Segundo porque ante una situación de bloqueo donde tan sólo nos proponen como
alternativa aceptar “asistencia humanitaria” hemos de considerar que los países
que la ofertan tienen también regímenes legales donde la producción y
comercialización de los alimentos trans es permitida.
Finalmente,
es importante entender a quiénes apoyamos con nuestras posturas porque ante la
debilidad de los argumentos que el Alto Comisionado de Derechos Humanos de la
ONU utilizó para criminalizar los mecanismos relacionados con los Comités
Locales de Abastecimiento y Producción (CLAP), uno de los temas que quedó
enunciado fue el de la insuficiencia nutricional de este programa.
Allí,
consideró el Alto Comisionado de Derechos Humanos de la ONU que “la harina de maíz importada de México,
que está destinada a preparar tortillas y no arepas, no [era] culturalmente
apropiados.” Por ende, su cuestionamiento no estaba en
relación a la seguridad o calidad sino a que si ese producto era el adecuado
para hacer arepas.
En miles
de mesas venezolanas ya se vienen anotando las técnicas para hacer arepas con
estas masas.
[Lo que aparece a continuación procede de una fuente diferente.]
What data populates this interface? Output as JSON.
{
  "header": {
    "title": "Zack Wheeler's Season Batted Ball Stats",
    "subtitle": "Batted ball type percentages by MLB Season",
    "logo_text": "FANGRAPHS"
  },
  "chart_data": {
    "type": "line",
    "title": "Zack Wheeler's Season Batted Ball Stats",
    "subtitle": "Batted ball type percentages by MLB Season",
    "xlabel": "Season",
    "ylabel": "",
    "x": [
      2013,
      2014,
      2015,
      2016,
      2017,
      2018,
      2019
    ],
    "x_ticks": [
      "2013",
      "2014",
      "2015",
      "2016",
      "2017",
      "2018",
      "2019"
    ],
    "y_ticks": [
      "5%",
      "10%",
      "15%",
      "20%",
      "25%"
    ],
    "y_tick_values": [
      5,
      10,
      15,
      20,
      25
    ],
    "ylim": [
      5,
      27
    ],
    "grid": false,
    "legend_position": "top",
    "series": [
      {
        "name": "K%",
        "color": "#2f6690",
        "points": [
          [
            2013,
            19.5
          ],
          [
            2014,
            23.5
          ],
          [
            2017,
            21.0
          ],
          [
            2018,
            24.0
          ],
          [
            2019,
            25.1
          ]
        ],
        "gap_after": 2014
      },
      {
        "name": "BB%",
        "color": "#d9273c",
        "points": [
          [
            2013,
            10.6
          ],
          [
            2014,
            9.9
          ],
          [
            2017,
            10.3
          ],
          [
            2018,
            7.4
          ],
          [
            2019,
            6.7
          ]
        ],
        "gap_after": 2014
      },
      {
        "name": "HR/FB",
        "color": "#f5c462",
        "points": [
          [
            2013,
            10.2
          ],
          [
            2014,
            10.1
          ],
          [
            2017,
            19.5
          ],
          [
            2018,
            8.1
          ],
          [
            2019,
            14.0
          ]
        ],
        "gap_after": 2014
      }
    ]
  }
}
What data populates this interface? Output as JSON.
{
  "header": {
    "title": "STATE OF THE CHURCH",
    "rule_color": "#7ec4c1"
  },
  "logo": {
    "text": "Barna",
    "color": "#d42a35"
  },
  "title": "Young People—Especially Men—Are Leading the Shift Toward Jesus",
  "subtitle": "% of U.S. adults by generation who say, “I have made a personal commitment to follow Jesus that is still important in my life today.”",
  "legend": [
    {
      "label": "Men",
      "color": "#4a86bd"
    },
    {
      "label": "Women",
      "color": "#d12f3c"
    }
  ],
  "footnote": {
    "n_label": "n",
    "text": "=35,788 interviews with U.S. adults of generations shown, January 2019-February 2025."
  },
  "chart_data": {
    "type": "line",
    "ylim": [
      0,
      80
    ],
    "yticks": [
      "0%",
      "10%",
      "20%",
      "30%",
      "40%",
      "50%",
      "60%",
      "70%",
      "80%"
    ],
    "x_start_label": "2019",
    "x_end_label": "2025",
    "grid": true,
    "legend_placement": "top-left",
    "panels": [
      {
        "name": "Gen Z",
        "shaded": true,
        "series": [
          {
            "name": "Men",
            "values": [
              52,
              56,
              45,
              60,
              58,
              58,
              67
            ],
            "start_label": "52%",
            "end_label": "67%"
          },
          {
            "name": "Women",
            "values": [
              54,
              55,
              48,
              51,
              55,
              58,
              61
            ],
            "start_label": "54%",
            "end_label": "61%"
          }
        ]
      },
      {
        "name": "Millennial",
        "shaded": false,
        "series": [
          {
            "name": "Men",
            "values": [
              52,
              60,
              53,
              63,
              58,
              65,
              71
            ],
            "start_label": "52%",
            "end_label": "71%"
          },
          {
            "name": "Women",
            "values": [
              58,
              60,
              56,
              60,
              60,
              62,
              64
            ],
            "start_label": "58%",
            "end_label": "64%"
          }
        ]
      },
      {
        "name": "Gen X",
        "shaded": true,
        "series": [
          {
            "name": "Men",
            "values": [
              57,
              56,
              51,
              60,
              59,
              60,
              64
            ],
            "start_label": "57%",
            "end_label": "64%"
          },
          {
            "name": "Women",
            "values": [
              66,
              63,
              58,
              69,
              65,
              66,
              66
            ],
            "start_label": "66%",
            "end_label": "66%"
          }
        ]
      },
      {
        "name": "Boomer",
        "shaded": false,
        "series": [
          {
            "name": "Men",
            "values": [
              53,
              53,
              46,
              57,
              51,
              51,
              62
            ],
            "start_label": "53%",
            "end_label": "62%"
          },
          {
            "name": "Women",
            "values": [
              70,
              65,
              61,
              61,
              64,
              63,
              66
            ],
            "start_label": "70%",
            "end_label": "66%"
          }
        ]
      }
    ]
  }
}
Cuestión de temperatura, de saturación, de hibridación. Cada quien
agrega su secreto y hace una arepa. A lo cual hemos de analizar si antes
tuvimos derecho a preservar nuestra arepa que no es tampoco este producto
blancuzco con líneas negras y sabor uniforme que se creó cuando se impuso el
uso del maíz extremadamente procesado.
La arepa,
como pan de este pueblo, es otra cosa. Multicolor y de tamaños distintos. Con
sabores de maíz tierno o al amargo del pilado, aplanada por una industria que
no compra maíz nacional ni se da abasto, hambrienta de divisas y lejana a la
gente. Esa es la verdadera lucha, el verdadero eslabón a salvar. La arepa como
ella es, nacional y diversa, libre de transgénicos, pero también de todos los
otros químicos que hoy algunos han dejado fuera del foco.